On 8/8/17 11:28 AM, Guillaume Chatelet wrote:
Let's say I'm processing MB of data, I'm lazily iterating over the
incoming lines storing data in an associative array. I don't want to
copy unless I have to.
Contrived example follows:
input file
----------
a,b,15
c,d,12
....
Efficient ingestion
-------------------
void main() {
size_t[string][string] indexed_map;
foreach(char[] line ; stdin.byLine) {
char[] a;
char[] b;
size_t value;
line.formattedRead!"%s,%s,%d"(a,b,value);
auto pA = a in indexed_map;
if(pA is null) {
pA = &(indexed_map[a.idup] = (size_t[string]).init);
}
auto pB = b in (*pA);
if(pB is null) {
pB = &((*pA)[b.idup] = size_t.init
}
// Technically unneeded but let's say we have more than 2 dimensions.
(*pB) = value;
}
indexed_map.writeln;
}
I qualify this code as ugly but fast.

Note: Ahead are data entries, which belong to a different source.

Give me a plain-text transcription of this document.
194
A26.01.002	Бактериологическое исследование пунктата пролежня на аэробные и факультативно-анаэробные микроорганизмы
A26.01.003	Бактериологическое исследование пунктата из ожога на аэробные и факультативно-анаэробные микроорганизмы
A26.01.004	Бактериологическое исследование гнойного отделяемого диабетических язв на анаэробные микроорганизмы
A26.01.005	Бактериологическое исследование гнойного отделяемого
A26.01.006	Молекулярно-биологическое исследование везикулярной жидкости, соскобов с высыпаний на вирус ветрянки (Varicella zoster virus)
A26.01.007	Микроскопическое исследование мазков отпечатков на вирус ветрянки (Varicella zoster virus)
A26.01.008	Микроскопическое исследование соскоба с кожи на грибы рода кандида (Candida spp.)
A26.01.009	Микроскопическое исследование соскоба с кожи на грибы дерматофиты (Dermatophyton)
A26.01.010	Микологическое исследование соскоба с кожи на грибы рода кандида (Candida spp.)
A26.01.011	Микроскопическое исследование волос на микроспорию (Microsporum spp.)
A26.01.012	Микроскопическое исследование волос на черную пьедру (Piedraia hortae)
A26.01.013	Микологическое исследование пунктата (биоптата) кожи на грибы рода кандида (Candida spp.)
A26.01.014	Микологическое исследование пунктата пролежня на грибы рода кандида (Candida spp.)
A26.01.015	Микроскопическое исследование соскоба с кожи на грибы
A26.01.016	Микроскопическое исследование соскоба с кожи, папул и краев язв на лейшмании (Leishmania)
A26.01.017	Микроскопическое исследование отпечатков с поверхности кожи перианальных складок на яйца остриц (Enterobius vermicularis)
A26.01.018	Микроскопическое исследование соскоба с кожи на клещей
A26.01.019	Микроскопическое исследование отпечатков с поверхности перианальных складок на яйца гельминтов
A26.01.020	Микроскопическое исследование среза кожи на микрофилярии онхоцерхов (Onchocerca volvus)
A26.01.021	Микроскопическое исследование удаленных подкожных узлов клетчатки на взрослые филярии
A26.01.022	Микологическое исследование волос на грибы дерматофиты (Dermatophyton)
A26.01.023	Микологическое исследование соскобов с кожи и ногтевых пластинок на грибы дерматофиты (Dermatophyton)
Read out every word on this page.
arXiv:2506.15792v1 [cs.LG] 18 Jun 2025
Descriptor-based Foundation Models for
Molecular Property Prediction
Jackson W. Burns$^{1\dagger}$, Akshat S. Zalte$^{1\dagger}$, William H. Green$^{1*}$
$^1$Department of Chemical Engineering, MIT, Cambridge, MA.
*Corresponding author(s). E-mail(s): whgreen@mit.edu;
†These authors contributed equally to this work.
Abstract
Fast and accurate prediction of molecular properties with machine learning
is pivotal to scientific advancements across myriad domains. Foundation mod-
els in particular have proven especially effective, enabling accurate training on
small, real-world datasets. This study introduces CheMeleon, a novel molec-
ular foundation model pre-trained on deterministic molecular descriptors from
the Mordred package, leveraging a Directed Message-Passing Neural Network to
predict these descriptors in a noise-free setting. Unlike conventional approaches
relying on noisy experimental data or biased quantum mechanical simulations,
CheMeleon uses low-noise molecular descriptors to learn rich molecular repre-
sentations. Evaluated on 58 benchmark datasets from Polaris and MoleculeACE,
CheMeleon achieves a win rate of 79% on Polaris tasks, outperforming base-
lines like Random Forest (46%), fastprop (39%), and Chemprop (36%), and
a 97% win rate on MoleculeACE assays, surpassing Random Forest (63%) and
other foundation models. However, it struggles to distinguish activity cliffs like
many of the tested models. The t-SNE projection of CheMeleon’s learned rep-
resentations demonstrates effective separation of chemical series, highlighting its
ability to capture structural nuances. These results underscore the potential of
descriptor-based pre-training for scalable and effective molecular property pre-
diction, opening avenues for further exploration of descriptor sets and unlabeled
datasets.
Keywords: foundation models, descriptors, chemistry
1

Any idea on how to make this less
ugly? Is there something in Phobos to help?
I wouldn't use formattedRead, as I think this is going to allocate
temporaries for a and b.
Note, this is very close to Jon Degenhardt's blog post in May:
https://dlang.org/blog/2017/05/24/faster-command-line-tools-in-d/
-Steve